In Polek’s deliciously unnerving debut, the mundane is made very strange, as everyday objects or normal people are considered in new and unsettling ways. The collection is divided into four sections—Miniature Catastrophes, American Interiors, Slovak Sceneries, and Library of Lost Things. In the opening story, “The Rope Barrier,” a woman buys the title object and can’t seem to stop assembling it; it becomes a compulsion, as she does it while at work, while driving, and while feeding her child. It’s an excellent introduction to Polek’s ability to escalate normal-to-weird situations in a matter of paragraphs, as in “Winners,” where one misunderstanding about Ezra Pound mires the protagonist in an increasingly strange lie. In American Interiors, there’s “The Dance,” in which a couple whose inability to communicate or determine what the other truly wants leaves the reader fist-clenchingly anxious. “Flowers for Angelika” starts off with what appears to be a meet-cute between the narrator’s grandfather and a widow named Angelika at the fish market; a mere two pages later, he’s in her home, which holds all the grief he hasn’t yet been privy to. Polek’s collection is a surprising and potent catalogue of small, eerie discoveries. (Jan.)

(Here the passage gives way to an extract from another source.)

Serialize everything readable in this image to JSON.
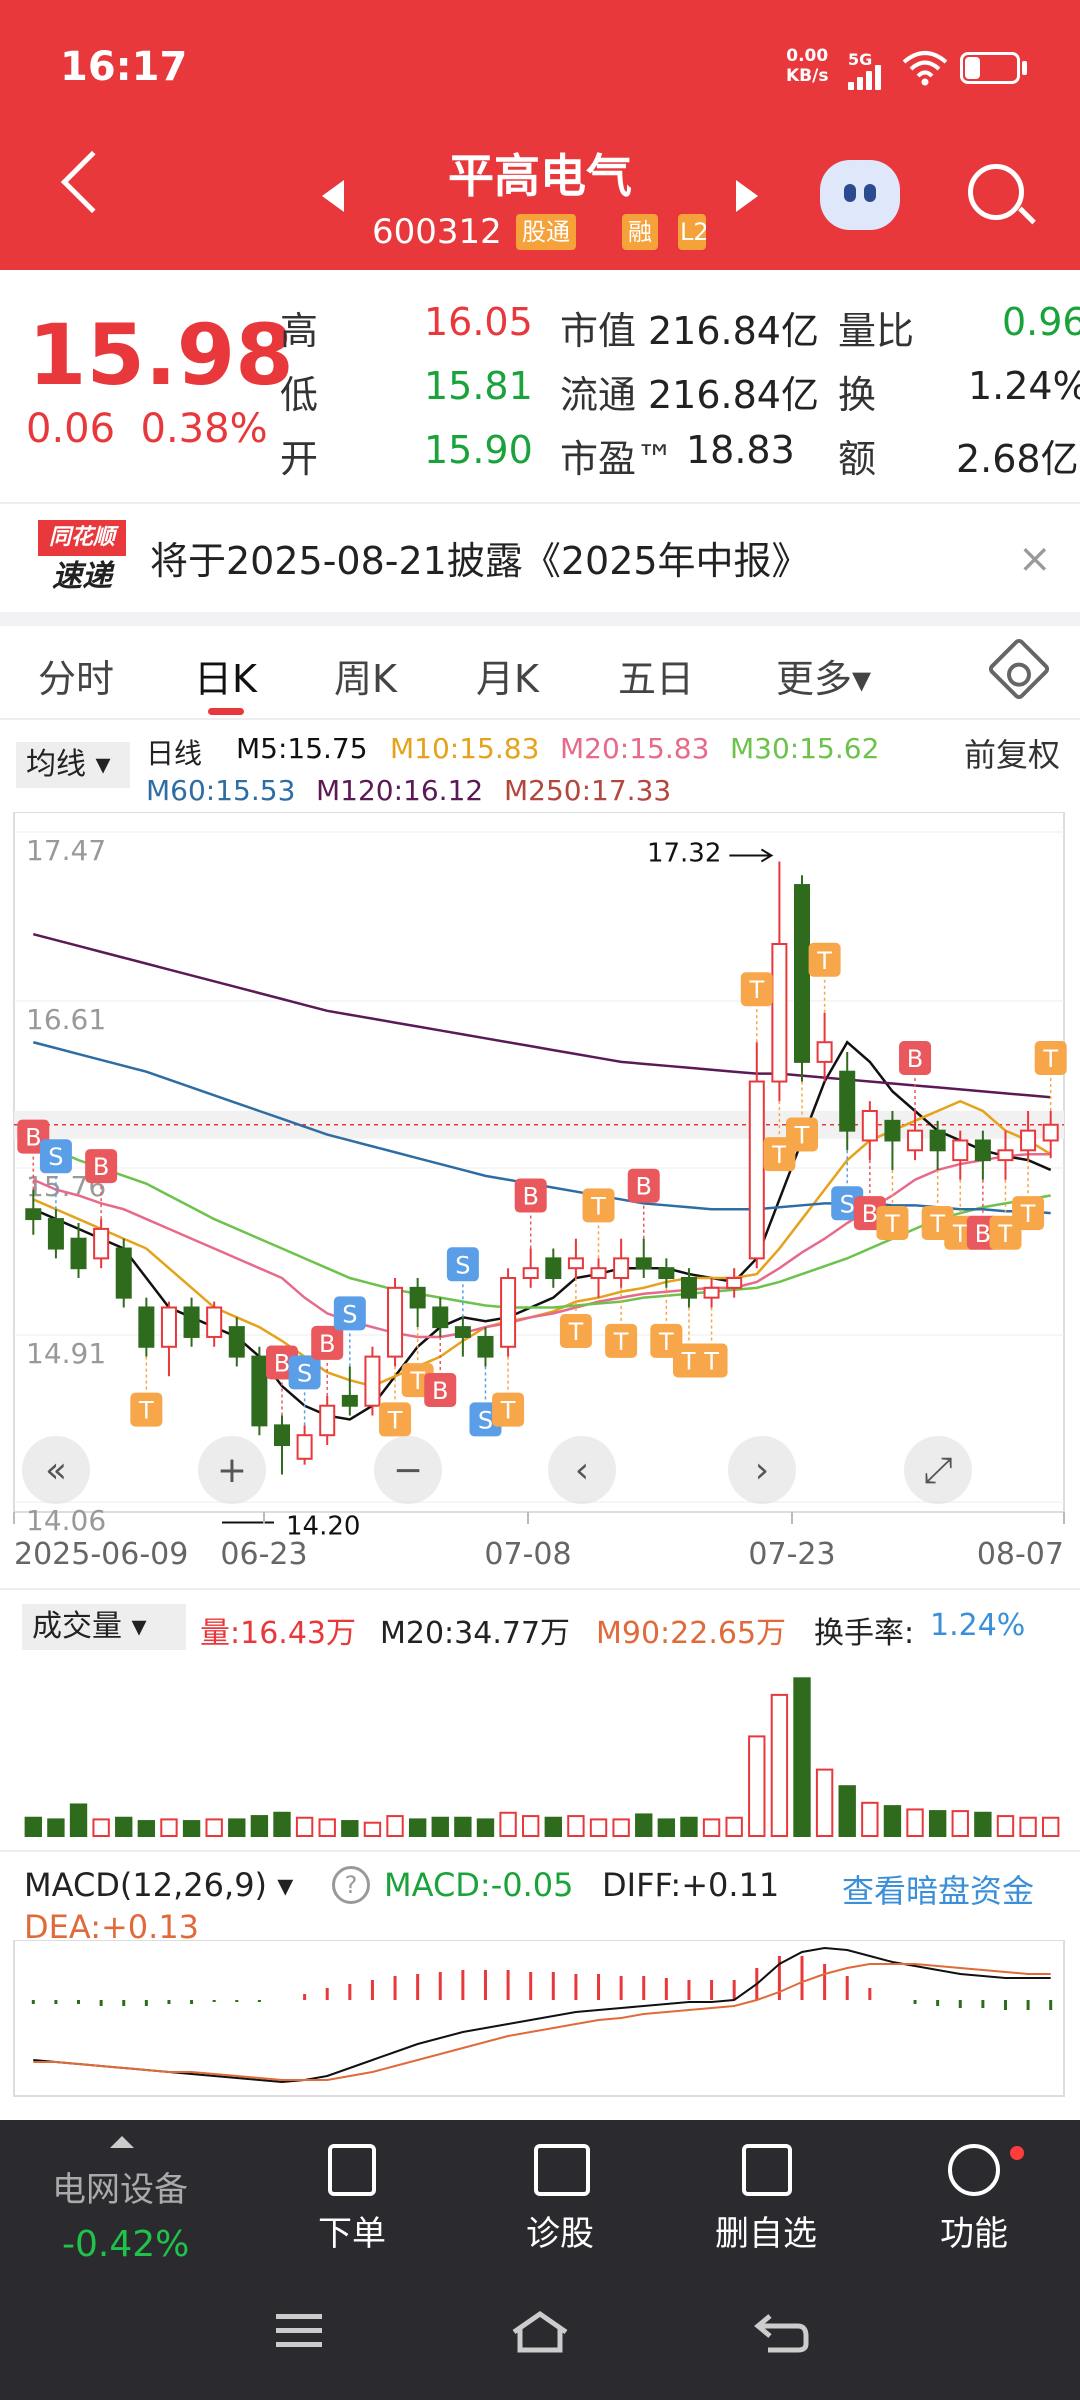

Little Envelope of Earth Conditions

Cori Winrock. Alice James, $15.95 trade paper (100p) ISBN 978-1-948579-06-3

The highly original second book from Winrock (This Coalition of Bones) erupts with sound and imagery that gives shape, color, and texture to grief. The book’s title draws from historian Douglas Lantry’s explanation that “a real space suit is a little envelope of earth conditions.” Broken into six parts, Winrock explores the knowledge gained through pain. There is the ambulance, “O little empire of emergency, O altar of resuscitation,” that brays throughout as grief embodied, and then there are the space suits—how to sew them, get into them, and get out of them. This motif reemerges until Winrock admits, “I can no longer tell the difference between Uhaul & ambulance, beekeeper & astronaut.” Bees and honey buzz around the spacesuits, and the stitches in the suits appear visually in the work as little plus signs that break up sections and punctuate some of her poems: “the sound of a heavy dress +/ dragging + particular + so particular + we are continuous + & appearing + not at all/ like a mirror + see-through & astoundingly + not at all.” This heartbreaking, unusual, and precise collection treats grief with all the complexity it deserves. (Jan.)